RuntimeError: The size of tensor a (1966080) must match the size of tensor b (655360) at non-singleton dimension 0

i am having this error when i run

criterion.forward(test_lb.cuda(),test_op)

print(len(test_op))

print(len(test_lb))
is 10 for both of them

Could you print the shapes of both tensors?

print(test_lb.shape)
print(test_op.shape)

Also, which criterion are you using?

The shapes are :
Test_op (10,1,128,128)
Test_lb (10,3,128,128)

Which criterion are you using?

class DiceCoeffLoss(nn.Module):
    def __init__(self,smooth=1):
        super(DiceCoeffLoss, self).__init__()
        self.smooth = smooth
    
    def forward(self,input, target):
        iflat = input.view(-1)
        tflat = target.view(-1)
        intersection = (iflat * tflat).sum()
        return 1 - ((2. * intersection + self.smooth) / (iflat.sum() + tflat.sum() + self.smooth))
criterion = DiceCoeffLoss()

It seems you are trying to calculate the dice loss for a multi-class prediction.
If that’s the case, you shouldn’t just flatten the prediction and target, as this will yield the size mismatch error (your prediction contains more values than the target).

You could try to pass your target as a one-hot encoded tensor and use @IssamLaradji’s approach.

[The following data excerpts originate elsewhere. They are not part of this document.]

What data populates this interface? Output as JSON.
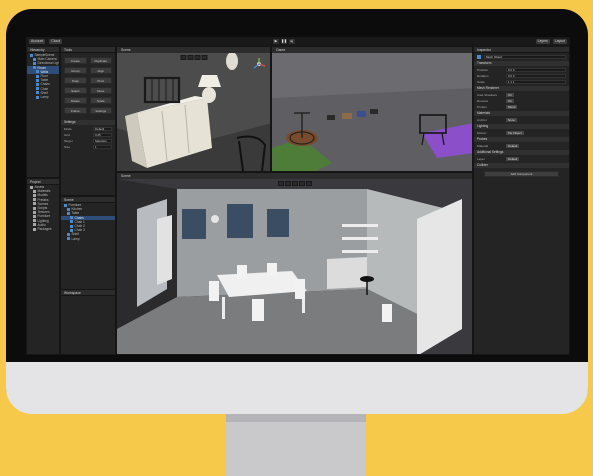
{
  "editor": {
    "toolbar": {
      "account_label": "Account",
      "cloud_label": "Cloud",
      "layers_label": "Layers",
      "layout_label": "Layout",
      "play_icon": "play-icon",
      "pause_icon": "pause-icon",
      "step_icon": "step-icon"
    },
    "hierarchy": {
      "tab": "Hierarchy",
      "items": [
        "SampleScene",
        "Main Camera",
        "Directional Light",
        "Room",
        "Walls",
        "Floor",
        "Table",
        "Chairs",
        "Chair",
        "Shelf",
        "Lamp"
      ]
    },
    "tools_panel": {
      "tab": "Tools",
      "buttons": [
        "Create",
        "Duplicate",
        "Group",
        "Align",
        "Snap",
        "Pivot",
        "Select",
        "Move",
        "Rotate",
        "Scale",
        "Frame",
        "Settings"
      ],
      "settings_header": "Settings",
      "fields": [
        {
          "label": "Mode",
          "value": "Default"
        },
        {
          "label": "Grid",
          "value": "0.25"
        },
        {
          "label": "Target",
          "value": "Selection"
        },
        {
          "label": "Size",
          "value": "1"
        }
      ]
    },
    "tree_panel": {
      "tab": "Scene",
      "items": [
        "Furniture",
        "Kitchen",
        "Table",
        "Chairs",
        "Chair 1",
        "Chair 2",
        "Chair 3",
        "Shelf",
        "Lamp"
      ],
      "footer": "Workspace"
    },
    "project": {
      "tab": "Project",
      "items": [
        "Assets",
        "Materials",
        "Models",
        "Prefabs",
        "Scenes",
        "Scripts",
        "Textures",
        "Furniture",
        "Lighting",
        "Audio",
        "Packages"
      ]
    },
    "scene_view": {
      "tab": "Scene"
    },
    "game_view": {
      "tab": "Game"
    },
    "inspector": {
      "tab": "Inspector",
      "object_name": "Mesh Object",
      "transform_header": "Transform",
      "transform_fields": [
        {
          "label": "Position",
          "value": "0    0    0"
        },
        {
          "label": "Rotation",
          "value": "0    0    0"
        },
        {
          "label": "Scale",
          "value": "1    1    1"
        }
      ],
      "sections": [
        "Mesh Renderer",
        "Materials",
        "Lighting",
        "Probes",
        "Additional Settings",
        "Collider"
      ],
      "fields": [
        {
          "label": "Cast Shadows",
          "value": "On"
        },
        {
          "label": "Receive",
          "value": "On"
        },
        {
          "label": "Probes",
          "value": "Blend"
        },
        {
          "label": "Anchor",
          "value": "None"
        },
        {
          "label": "Motion",
          "value": "Per Object"
        },
        {
          "label": "Material",
          "value": "Default"
        },
        {
          "label": "Layer",
          "value": "Default"
        }
      ],
      "add_component": "Add Component"
    },
    "colors": {
      "accent": "#2E4E79",
      "panel": "#242424",
      "toolbar": "#191919"
    }
  }
}
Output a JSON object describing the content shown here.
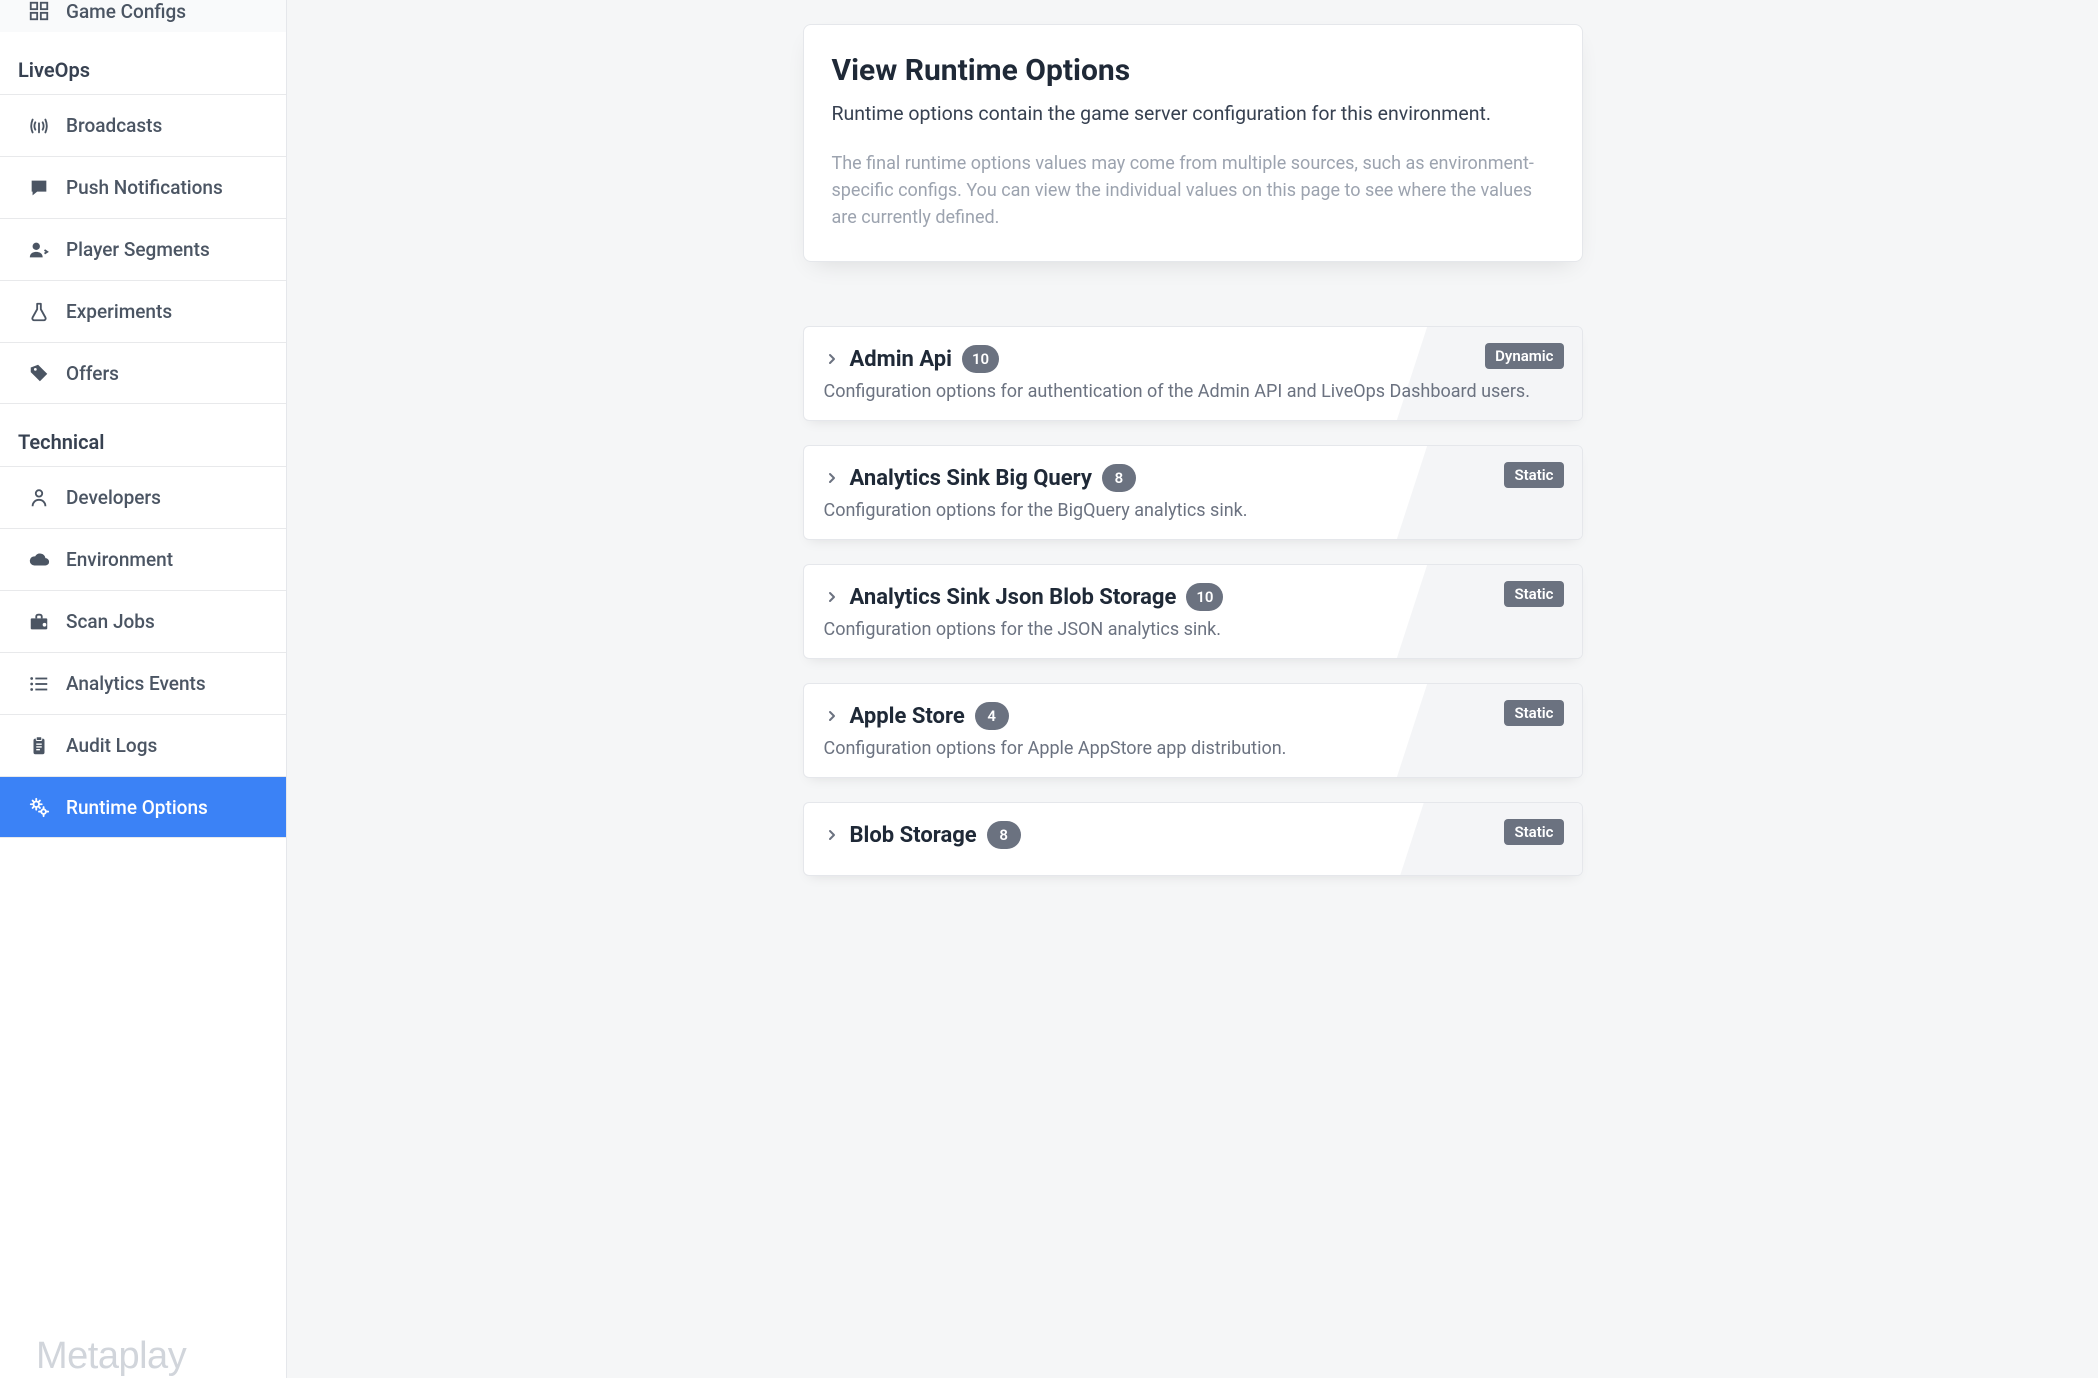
{
  "sidebar": {
    "top_item": {
      "label": "Game Configs",
      "icon": "grid-icon"
    },
    "groups": [
      {
        "header": "LiveOps",
        "items": [
          {
            "label": "Broadcasts",
            "icon": "antenna-icon",
            "active": false
          },
          {
            "label": "Push Notifications",
            "icon": "comment-icon",
            "active": false
          },
          {
            "label": "Player Segments",
            "icon": "users-icon",
            "active": false
          },
          {
            "label": "Experiments",
            "icon": "flask-icon",
            "active": false
          },
          {
            "label": "Offers",
            "icon": "tags-icon",
            "active": false
          }
        ]
      },
      {
        "header": "Technical",
        "items": [
          {
            "label": "Developers",
            "icon": "person-icon",
            "active": false
          },
          {
            "label": "Environment",
            "icon": "cloud-icon",
            "active": false
          },
          {
            "label": "Scan Jobs",
            "icon": "briefcase-icon",
            "active": false
          },
          {
            "label": "Analytics Events",
            "icon": "list-icon",
            "active": false
          },
          {
            "label": "Audit Logs",
            "icon": "clipboard-icon",
            "active": false
          },
          {
            "label": "Runtime Options",
            "icon": "gears-icon",
            "active": true
          }
        ]
      }
    ],
    "brand": "Metaplay"
  },
  "main": {
    "intro": {
      "title": "View Runtime Options",
      "lead": "Runtime options contain the game server configuration for this environment.",
      "detail": "The final runtime options values may come from multiple sources, such as environment-specific configs. You can view the individual values on this page to see where the values are currently defined."
    },
    "options": [
      {
        "title": "Admin Api",
        "count": "10",
        "tag": "Dynamic",
        "desc": "Configuration options for authentication of the Admin API and LiveOps Dashboard users."
      },
      {
        "title": "Analytics Sink Big Query",
        "count": "8",
        "tag": "Static",
        "desc": "Configuration options for the BigQuery analytics sink."
      },
      {
        "title": "Analytics Sink Json Blob Storage",
        "count": "10",
        "tag": "Static",
        "desc": "Configuration options for the JSON analytics sink."
      },
      {
        "title": "Apple Store",
        "count": "4",
        "tag": "Static",
        "desc": "Configuration options for Apple AppStore app distribution."
      },
      {
        "title": "Blob Storage",
        "count": "8",
        "tag": "Static",
        "desc": ""
      }
    ]
  }
}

sorry i do not understand how to use this approch for my code

Is my assumption correct that you are trying to predict three different classes?
If so, you could convert your target tensor containing the class indices into a one-hot encoded target using:

nb_classes = 3
target = torch.empty(1, 24, 24, dtype=torch.long).random_(nb_classes)
target = torch.zeros(1, nb_classes, 24, 24).scatter_(1, target.unsqueeze(1), 1)
type or pascriterion = DiceCoeffLoss()
optimizer = torch.optim.Adam(model.parameters(),lr=1e-3,weight_decay=1e-5)
target = model(images)
nb_classes = 2
target = target.to('cuda')
model = model.to('cuda')
target = torch.empty(1, 256, 256, dtype=torch.long).random_(nb_classes)
target = torch.zeros(1, nb_classes, 256, 256).scatter_(1, target.unsqueeze(1), 1)
print (target.shape)
print(labels.shape)
criterion.forward(labels.cuda(),target)te code here

now this error appears
RuntimeError: expected type torch.cuda.FloatTensor but got torch.FloatTensor
also is there something wrong with the size like below ?
torch.Size([1, 2, 256, 256])
torch.Size([2, 1, 256, 256])

The target seems to be still on the CPU, while the model output (labels?) are on the GPU.
Could you push the target also to the GPU and try the linked implementation?

hello i’m facing the following error when calculating accuracy against MSELoss function. Following is my code and shapes.
RuntimeError: The size of tensor a (2) must match the size of tensor b (3) at non-singleton dimension 1

    input_var = Variable(data.float())
    target_var = Variable(target.float())

    optimizer.zero_grad()

    output = model(input_var)

    loss = criterion(output, target_var)
    _, preds = torch.max(output.data, 1)
    dice =  dice_coef(output,target)

    loss.backward()


    optimizer.step()

    train_loss += loss.item()*data.size(0)
    train_metric =  dice*data.size(0)

    total_train += target_var.nelement()
    correct_train += preds.eq(target_var.data).sum().item()
    train_acc = 100 * correct_train / total_train
    print("train Acc ",train_acc)

Shapes are
target shape torch.Size([2, 3, 512, 512])
Output shape torch.Size([2, 3, 512, 512])
Preds shape torch.Size([2, 512, 512])

It seems your targets are one-hot encoded.
If that’s the case, use torch.argmax(targets, 1) to get the class indices.

hello im having error when i run
_, pred = torch.argmax(y.data, dim=1)

ValueError: too many values to unpack (expected 2)
i hope you can help me
my code

model_ft.eval()


count = 0
with torch.no_grad():
    for image, label in val_loader:
        image = image.cuda()
        label = label.cuda()
        
        y = model_ft(image)
        
        
        _, pred = torch.argmax(y.data, dim=1)
        count += torch.sum(preds == label.data)

    
val_acc = count.item() / len(val_data)
if best_acc < val_acc:
  best_acc = val_acc
print("val accuracy: {:.4f}".format(val_acc))

print(“best accuracy: {:.4f}”.format(best_acc))

torch.argmax returns only the indices for the max values.
If you want to get the values and indices returned, you could use torch.max().
However, since you are deleting the first return value, I assume you only care about the indices, so

pred = torch.argmax(y, dim=1)

should work.

PS: Don’t use the .data attribute, as it might yield unwanted side effects.